“A textbook case of sexual harassment” on Wall Street
Sara Tirschwell, a former employee of the asset-management firm TCW, filed a lawsuit against her former company, TCW’s chief executive, and her former boss Jess Ravich. She alleges that after rebuffing her boss’s sexual advances and reporting it to the firm’s human resources department, she was fired in retaliation.
TCW is a powerful company on Wall Street in New York City. Tirschwell’s case against TCW is currently pending in New York State court.
In the lawsuit filed in January of 2018, she claims that Ravich pressured her into having sex with him “several times,” according to The New York Times. She gave into his advances because he made it seem to her, she claims, that if she were to reject him, she would lose his crucial backing for her professional work.
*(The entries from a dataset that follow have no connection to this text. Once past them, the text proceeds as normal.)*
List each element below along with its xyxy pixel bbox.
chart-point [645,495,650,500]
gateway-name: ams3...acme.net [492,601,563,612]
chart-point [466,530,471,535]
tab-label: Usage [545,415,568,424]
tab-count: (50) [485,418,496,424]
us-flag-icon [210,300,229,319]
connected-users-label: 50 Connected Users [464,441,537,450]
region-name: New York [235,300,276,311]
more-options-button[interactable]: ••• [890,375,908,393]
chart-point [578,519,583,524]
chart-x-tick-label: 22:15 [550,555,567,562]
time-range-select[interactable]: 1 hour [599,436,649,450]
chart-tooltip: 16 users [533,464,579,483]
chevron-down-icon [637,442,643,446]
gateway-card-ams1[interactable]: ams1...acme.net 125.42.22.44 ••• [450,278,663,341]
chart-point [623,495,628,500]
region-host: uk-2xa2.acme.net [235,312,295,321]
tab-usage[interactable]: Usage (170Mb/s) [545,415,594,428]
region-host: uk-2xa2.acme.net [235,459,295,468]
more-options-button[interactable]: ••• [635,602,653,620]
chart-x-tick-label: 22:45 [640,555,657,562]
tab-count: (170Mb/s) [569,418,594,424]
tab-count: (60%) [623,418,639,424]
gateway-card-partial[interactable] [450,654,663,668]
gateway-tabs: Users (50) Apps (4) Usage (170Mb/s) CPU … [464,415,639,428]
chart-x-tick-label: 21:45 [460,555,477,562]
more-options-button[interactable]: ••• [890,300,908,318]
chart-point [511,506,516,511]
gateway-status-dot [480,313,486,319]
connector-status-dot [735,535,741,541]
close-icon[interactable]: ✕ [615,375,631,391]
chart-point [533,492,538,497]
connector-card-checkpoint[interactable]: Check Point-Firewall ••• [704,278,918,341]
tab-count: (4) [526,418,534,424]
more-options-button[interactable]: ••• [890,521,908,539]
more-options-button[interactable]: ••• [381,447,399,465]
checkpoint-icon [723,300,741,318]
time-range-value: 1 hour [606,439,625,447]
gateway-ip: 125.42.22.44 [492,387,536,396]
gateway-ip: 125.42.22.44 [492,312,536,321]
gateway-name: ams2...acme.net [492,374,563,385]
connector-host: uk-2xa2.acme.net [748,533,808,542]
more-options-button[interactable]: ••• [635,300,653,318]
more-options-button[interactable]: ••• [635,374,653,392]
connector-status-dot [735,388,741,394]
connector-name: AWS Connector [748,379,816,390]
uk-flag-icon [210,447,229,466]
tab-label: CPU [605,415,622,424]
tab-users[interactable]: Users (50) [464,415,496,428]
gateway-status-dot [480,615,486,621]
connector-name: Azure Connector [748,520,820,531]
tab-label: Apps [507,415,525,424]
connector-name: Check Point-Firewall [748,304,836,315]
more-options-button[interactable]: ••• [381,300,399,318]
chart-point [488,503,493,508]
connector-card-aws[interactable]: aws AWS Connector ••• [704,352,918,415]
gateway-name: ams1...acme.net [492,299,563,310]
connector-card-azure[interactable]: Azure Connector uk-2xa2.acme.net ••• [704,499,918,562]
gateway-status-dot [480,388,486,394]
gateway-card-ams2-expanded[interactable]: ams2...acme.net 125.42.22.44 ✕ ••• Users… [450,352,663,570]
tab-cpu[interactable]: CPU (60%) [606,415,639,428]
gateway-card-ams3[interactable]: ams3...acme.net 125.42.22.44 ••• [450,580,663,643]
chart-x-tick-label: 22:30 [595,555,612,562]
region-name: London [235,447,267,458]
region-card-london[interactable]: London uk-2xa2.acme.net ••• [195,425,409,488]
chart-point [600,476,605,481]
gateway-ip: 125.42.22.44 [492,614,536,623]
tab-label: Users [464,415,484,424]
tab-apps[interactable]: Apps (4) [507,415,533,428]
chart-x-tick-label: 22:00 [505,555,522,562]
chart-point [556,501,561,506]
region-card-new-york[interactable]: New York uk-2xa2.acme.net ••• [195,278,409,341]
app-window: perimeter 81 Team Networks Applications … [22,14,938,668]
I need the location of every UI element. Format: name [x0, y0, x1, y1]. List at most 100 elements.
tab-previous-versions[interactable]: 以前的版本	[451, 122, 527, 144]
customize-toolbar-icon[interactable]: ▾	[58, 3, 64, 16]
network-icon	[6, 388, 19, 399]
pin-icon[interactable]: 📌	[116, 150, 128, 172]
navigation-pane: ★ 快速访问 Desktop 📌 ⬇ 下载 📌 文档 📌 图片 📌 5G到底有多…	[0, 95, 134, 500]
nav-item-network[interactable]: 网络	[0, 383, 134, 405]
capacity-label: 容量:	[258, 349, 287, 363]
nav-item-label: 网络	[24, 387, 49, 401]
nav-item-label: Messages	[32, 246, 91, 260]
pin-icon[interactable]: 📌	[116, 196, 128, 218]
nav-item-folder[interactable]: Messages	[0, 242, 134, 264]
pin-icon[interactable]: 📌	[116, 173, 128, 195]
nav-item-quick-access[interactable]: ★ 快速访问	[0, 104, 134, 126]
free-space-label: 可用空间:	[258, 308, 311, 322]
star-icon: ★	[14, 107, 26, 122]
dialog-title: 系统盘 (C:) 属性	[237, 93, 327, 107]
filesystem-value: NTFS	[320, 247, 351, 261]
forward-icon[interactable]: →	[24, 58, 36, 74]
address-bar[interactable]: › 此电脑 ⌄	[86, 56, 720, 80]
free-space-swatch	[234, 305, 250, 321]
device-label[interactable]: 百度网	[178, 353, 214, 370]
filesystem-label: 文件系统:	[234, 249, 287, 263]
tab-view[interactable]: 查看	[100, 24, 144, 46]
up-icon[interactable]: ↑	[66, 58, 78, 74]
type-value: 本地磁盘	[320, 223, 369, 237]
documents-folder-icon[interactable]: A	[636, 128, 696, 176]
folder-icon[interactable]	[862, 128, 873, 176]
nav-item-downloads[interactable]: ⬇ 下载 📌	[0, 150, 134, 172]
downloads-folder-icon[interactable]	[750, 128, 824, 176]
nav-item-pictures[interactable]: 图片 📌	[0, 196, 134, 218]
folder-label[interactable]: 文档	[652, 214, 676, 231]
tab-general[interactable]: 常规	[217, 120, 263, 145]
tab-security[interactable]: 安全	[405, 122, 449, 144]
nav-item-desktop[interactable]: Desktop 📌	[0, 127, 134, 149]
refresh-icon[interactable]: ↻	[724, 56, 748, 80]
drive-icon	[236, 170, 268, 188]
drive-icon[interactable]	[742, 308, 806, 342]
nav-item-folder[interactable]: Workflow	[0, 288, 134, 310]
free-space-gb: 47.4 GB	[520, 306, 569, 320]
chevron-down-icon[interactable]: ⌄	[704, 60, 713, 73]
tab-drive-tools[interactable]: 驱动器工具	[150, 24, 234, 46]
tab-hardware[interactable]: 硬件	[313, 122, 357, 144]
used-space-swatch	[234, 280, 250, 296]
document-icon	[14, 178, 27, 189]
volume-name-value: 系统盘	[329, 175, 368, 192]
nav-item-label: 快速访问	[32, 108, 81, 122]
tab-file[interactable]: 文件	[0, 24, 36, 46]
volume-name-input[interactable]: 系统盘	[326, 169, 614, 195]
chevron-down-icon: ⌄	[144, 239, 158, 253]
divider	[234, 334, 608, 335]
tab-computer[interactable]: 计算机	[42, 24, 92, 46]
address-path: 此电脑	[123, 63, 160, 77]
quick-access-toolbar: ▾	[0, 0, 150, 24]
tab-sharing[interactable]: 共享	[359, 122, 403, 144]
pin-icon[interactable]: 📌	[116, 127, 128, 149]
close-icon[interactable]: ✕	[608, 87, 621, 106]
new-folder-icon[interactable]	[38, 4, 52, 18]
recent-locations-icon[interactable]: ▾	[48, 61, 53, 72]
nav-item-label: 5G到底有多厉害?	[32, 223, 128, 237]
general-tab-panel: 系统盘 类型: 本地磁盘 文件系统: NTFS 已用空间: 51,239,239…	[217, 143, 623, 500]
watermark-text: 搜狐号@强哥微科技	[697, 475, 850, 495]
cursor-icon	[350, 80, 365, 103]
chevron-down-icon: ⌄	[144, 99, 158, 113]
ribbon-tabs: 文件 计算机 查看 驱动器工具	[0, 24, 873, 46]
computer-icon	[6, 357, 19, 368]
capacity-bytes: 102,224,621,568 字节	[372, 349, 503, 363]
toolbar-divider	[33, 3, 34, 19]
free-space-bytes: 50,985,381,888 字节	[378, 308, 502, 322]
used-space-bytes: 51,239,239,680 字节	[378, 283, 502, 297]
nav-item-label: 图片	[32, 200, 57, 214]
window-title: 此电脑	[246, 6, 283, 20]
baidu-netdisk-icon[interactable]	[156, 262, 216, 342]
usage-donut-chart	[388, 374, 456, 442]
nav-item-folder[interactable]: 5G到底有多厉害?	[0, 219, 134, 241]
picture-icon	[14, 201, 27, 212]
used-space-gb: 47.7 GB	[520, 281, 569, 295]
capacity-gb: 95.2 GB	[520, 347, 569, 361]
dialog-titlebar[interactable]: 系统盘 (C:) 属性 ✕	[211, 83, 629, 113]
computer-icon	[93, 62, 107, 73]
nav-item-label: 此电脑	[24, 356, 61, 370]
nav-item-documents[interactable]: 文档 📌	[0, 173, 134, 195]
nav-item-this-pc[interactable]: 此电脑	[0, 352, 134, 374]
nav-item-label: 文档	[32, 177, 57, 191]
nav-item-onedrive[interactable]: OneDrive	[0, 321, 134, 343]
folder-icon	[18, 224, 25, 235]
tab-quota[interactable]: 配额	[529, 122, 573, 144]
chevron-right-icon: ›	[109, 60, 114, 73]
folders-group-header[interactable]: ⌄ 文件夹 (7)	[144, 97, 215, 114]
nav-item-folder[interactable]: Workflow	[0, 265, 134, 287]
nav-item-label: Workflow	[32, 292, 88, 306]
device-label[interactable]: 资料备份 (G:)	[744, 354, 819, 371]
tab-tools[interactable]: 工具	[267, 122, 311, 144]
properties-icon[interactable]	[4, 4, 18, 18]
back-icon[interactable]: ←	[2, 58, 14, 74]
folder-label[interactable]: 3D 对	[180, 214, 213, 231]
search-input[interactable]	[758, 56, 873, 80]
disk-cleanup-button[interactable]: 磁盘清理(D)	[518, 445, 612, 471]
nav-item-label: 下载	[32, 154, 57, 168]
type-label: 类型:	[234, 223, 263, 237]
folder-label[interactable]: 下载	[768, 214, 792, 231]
She further claims that when she did decline to have sex with him anymore, he “stopped supporting her fund, making it impossible for her to succeed at her job,” the Times reported. Her fears had come true.
She reported the sexual harassment to the head of human resources at TCW, who told her it would be investigated. However, soon after, she was fired for what the company claimed was unrelated reasons.
She sees the company’s firing of her as retaliation. She had filed the formal complaint of sexual harassment with HR just over a week before her firing, and Ravich joined the company’s board of directors just over a week after she had been fired. When she was fired, the company attempted to get to her to sign an agreement not to sue them.
In the lawsuit, the picture Tirschwell paints of her tenure at the firm is one of quid pro quo sexual harassment and retaliation on the part of TCW. She claims her boss pressured her to engage in sexual encounters as a condition of her professional success, and her company fired her for attempting to take corrective action, both of which actions are unlawful under New York and federal law.